If you buy a Hebrew servant, he shall serve six years; and in the seventh he shall go out free and pay nothing. (Exodus 21:2)

On the surface of things, it seems strange that the ordinances given to the people of Israel should begin with one that speaks of servitude, especially when we consider that these were people who had just been freed from decades of bondage. On top of that is the fact that these particular instructions were given because the people asked for them and agreed to “hear and obey.” So the question that arises is, “Why was this the first of the instructions given to them after the initial encounter at Mount Sinai? It is my view that the reason this particular statute was the first of the many others to follow was to see whether or not they truly would “hear and obey.”

The Hebrew word translated “servant” (or slave in some translations) is eved and is more commonly translated as “bondservant.” The biblical bondservant is dramatically different from the slavery that was practiced in Greece and Rome where the servant was regarded as the  possession of his master. The bondservant of the Bible was someone who had become indebted to his master and was thus obligated to serve him for a specified number of years — six to be exact. At the end of the six years, his master was obligated to let him go. 

As you continue to read the laws concerning the bondservant, it becomes clear that there is a message embedded within the particulars that were given to the people. The message is this: someone who has been freed from his bondage may go his own way unless he, of his own volition, decides to stay with his master. And should he decide to do this, his motivation should not be fear of his master but love, as it is written:

But if the servant plainly says, “I love my master, my wife, and my children; I will not go out free.” (Exodus 21:5)

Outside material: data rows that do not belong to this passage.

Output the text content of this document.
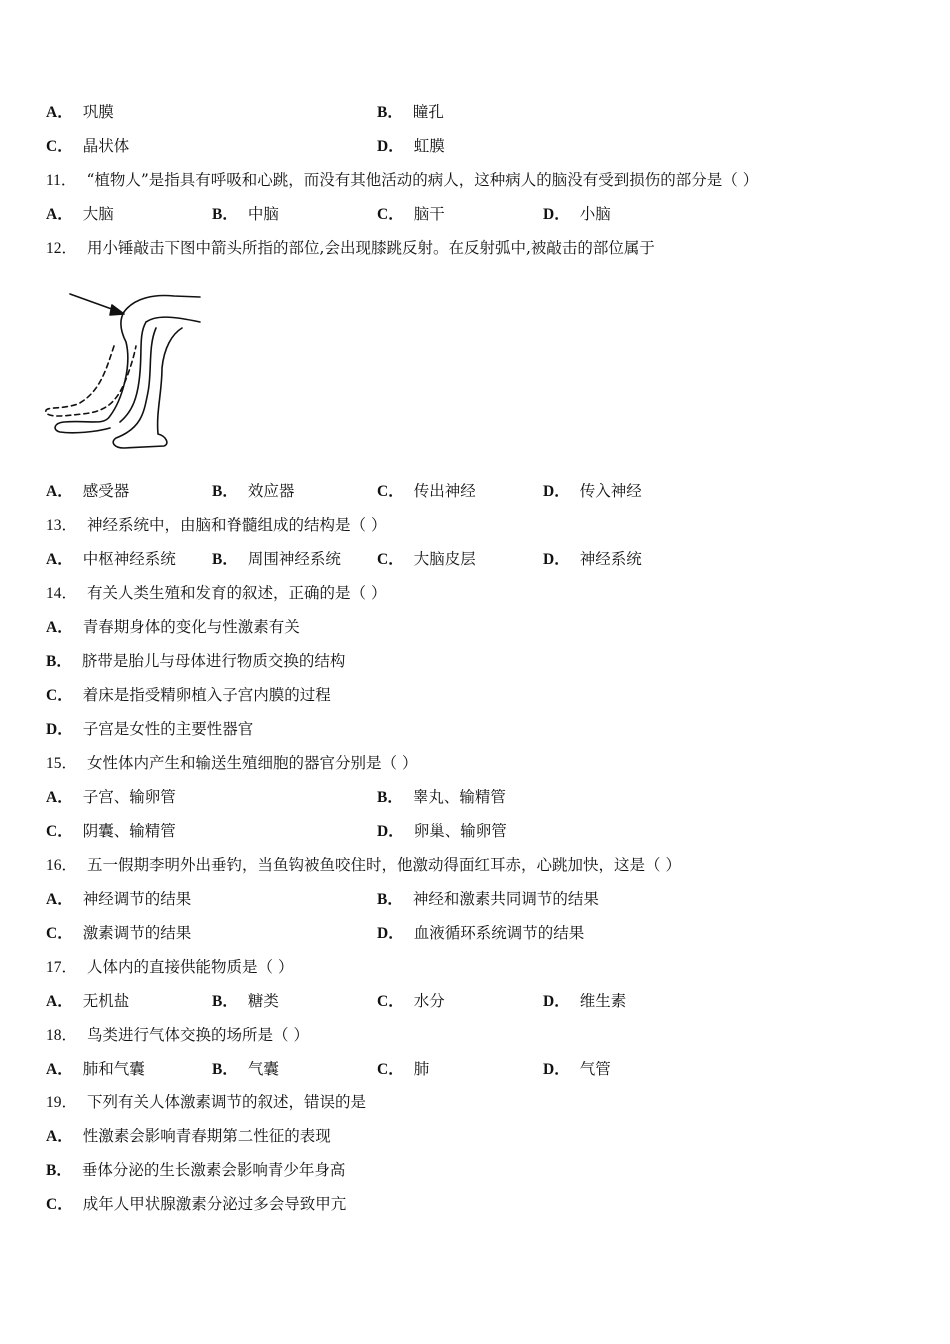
A． 巩膜	B． 瞳孔
C． 晶状体	D． 虹膜
11． “植物人”是指具有呼吸和心跳，而没有其他活动的病人，这种病人的脑没有受到损伤的部分是（ ）
A． 大脑	B． 中脑	C． 脑干	D． 小脑
12． 用小锤敲击下图中箭头所指的部位,会出现膝跳反射。在反射弧中,被敲击的部位属于
A． 感受器	B． 效应器	C． 传出神经	D． 传入神经
13． 神经系统中，由脑和脊髓组成的结构是（ ）
A． 中枢神经系统 B． 周围神经系统 C． 大脑皮层	D． 神经系统
14． 有关人类生殖和发育的叙述，正确的是（ ）
A． 青春期身体的变化与性激素有关
B． 脐带是胎儿与母体进行物质交换的结构
C． 着床是指受精卵植入子宫内膜的过程
D． 子宫是女性的主要性器官
15． 女性体内产生和输送生殖细胞的器官分别是（ ）
A． 子宫、输卵管	B． 睾丸、输精管
C． 阴囊、输精管	D． 卵巢、输卵管
16． 五一假期李明外出垂钓，当鱼钩被鱼咬住时，他激动得面红耳赤，心跳加快，这是（ ）
A． 神经调节的结果	B． 神经和激素共同调节的结果
C． 激素调节的结果	D． 血液循环系统调节的结果
17． 人体内的直接供能物质是（ ）
A． 无机盐	B． 糖类	C． 水分	D． 维生素
18． 鸟类进行气体交换的场所是（ ）
A． 肺和气囊	B． 气囊	C． 肺	D． 气管
19． 下列有关人体激素调节的叙述，错误的是
A． 性激素会影响青春期第二性征的表现
B． 垂体分泌的生长激素会影响青少年身高
C． 成年人甲状腺激素分泌过多会导致甲亢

Having decided this, the servant then makes a public profession of his decision and obligates himself to serve his master for the rest of his life. The embedded message is this: God had delivered Israel from their bondage and they had a choice to make — would they go their own way or would they decide to serve the Almighty? Furthermore, would they serve Him strictly out of fear or would they serve Him because they loved Him? Remember, Israel was motivated to say “we will hear and do” because they were afraid! Consequently, the message contained in the laws of the bondservant was actually a test to see if they truly would “hear and obey” and if they would serve Him out of love.

The same test is put to you and me. Can we truly hear what God is saying to us through His Word? Moreover, what is our motivation for serving Him? Is it fear or love? While it is true that we all need to fear God and show Him proper respect, it is also true that God wants us to serve Him because, more than anything else, we love Him. Thus, the first and greatest of all commands is, “Love the LORD your God with all of your heart, soul and strength.” And so, now we know why God gave this particular instruction to His people — to alert us to the fact that He is looking for those who will commit their lives to Him because they love Him.